If you want a method that uses built-in functions, this was suggested to me by a colleague
distLineToLine[line1_, line2_] := Module[{distFunc},
distFunc = RegionDistance[Line@line1];
NMinValue[distFunc[{x, y, z}], {x, y, z} ∈ Line@line2]
]
But it isn't so fast,
lines = {{{24.134, -147.93, 193.37}, {-9.1854, -85.421,
96.284}}, {{-135.82, -104.67,
38.896}, {-177.11, -32.589, -74.348}}};
distLineToLine @@ lines // RepeatedTiming
(* {0.17, 140.358} *)
The best answer here, in my opinion, is the code from the OP, which is about an order of magnitude faster than the accepted answer, although the code doesn't look very pretty. You can speed it up even more by compiling it (code pasted to gist to save space here)

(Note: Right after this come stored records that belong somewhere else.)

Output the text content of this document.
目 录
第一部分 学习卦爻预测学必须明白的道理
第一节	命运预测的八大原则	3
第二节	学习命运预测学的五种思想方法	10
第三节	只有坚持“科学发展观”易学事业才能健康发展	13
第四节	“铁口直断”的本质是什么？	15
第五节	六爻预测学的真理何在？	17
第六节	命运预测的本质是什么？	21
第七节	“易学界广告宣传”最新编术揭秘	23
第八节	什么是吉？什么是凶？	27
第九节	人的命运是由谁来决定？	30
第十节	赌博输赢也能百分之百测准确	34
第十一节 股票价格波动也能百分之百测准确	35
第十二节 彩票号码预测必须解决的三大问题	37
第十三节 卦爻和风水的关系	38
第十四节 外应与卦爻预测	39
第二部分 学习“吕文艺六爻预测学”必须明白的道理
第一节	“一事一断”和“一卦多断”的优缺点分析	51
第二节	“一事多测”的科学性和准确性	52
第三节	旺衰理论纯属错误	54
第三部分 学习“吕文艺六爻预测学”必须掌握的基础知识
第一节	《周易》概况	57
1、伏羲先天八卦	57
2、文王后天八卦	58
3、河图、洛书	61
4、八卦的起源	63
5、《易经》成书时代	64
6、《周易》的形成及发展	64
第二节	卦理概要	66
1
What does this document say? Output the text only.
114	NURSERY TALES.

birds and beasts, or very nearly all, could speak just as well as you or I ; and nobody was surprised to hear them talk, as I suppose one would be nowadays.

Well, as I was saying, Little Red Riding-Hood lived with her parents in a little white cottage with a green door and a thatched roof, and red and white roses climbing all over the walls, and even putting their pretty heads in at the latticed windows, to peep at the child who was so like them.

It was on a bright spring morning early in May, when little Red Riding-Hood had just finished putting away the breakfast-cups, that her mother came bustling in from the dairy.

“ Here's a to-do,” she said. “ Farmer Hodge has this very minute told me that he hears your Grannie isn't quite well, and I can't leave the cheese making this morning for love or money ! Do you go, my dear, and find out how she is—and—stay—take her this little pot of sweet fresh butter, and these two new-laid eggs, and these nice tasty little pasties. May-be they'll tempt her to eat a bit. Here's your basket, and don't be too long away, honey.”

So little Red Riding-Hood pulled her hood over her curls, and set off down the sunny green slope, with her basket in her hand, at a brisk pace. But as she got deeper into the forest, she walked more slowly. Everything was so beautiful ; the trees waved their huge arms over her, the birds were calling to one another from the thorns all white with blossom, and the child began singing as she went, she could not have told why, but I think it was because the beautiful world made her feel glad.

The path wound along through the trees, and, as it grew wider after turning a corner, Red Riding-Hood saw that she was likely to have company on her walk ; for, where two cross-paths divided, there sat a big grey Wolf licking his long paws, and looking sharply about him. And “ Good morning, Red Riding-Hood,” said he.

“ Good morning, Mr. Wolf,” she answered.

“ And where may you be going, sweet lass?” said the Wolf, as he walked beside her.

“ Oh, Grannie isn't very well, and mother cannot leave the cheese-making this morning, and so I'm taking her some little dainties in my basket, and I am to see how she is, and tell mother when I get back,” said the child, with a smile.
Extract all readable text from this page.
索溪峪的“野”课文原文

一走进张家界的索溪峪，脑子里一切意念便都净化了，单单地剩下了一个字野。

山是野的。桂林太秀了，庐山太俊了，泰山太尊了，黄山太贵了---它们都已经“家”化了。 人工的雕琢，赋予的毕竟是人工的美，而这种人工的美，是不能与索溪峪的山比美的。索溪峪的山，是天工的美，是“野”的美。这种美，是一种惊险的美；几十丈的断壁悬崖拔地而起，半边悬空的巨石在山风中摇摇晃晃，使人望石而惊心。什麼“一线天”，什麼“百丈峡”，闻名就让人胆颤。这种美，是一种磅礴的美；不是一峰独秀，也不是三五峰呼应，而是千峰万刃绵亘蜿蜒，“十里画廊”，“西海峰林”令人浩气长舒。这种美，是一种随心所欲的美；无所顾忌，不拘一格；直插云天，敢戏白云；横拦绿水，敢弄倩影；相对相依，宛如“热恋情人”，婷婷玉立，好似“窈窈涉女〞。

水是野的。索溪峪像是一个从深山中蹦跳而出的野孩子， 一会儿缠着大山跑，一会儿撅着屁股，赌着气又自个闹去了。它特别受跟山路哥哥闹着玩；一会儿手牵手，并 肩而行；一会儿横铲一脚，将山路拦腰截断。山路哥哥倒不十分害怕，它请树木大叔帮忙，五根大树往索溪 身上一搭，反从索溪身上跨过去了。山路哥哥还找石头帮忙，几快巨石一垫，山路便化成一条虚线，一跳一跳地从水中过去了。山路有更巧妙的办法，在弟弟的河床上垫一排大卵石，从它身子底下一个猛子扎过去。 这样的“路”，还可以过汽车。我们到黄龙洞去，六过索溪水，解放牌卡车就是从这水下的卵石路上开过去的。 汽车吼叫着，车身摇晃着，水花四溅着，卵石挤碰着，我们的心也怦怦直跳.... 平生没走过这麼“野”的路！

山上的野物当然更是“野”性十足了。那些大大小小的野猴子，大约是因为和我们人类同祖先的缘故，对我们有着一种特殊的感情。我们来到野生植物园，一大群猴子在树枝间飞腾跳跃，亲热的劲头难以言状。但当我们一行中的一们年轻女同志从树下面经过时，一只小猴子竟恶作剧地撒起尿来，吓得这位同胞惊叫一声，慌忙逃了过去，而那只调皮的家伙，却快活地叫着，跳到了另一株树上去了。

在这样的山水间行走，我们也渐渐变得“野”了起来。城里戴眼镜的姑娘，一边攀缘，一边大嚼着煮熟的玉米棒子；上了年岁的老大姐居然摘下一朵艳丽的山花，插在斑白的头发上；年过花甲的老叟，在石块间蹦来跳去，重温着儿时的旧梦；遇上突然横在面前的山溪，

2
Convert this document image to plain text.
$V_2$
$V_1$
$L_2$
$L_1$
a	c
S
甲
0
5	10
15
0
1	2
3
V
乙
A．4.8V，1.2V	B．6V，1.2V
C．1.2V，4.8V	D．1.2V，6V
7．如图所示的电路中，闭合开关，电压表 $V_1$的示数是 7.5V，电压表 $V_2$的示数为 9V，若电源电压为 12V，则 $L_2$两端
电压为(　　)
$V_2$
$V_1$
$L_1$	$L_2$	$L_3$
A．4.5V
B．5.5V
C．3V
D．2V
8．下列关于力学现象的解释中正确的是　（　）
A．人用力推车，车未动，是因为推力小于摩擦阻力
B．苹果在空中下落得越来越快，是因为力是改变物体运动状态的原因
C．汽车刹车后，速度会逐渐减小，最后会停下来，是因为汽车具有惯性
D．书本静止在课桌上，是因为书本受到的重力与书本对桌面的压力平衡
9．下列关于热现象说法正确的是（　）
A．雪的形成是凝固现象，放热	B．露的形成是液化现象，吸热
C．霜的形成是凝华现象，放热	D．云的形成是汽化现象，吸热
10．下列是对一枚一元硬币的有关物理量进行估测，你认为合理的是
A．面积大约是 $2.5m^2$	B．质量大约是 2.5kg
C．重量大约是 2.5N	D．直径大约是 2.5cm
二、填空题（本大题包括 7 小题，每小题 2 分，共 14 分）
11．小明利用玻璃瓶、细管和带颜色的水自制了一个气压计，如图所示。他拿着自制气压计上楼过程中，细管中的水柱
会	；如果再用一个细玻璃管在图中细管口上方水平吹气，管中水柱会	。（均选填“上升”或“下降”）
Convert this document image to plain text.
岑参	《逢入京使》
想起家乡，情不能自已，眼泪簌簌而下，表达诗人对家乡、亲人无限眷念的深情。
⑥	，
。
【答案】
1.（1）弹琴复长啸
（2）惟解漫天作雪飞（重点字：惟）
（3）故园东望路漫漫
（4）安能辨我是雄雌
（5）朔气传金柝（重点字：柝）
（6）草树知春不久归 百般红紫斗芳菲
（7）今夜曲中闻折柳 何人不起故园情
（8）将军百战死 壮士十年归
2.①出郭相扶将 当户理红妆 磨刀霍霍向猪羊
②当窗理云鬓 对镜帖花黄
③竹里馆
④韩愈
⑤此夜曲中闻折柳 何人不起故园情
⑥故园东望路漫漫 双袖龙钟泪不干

distSegToSegComp = << "https://git.io/vDJMK"
Now compare the timing,
distSegToSeg @@ lines // RepeatedTiming
segsegdis @@ lines // Apply[Subtract] // Norm // RepeatedTiming
distSegToSegComp @@ lines // RepeatedTiming
(* {0.000054, 140.358} *)
(* {0.00012, 140.358} *)
(* {3.7*10^-6, 140.358} *)
So the compiled version wins hands down.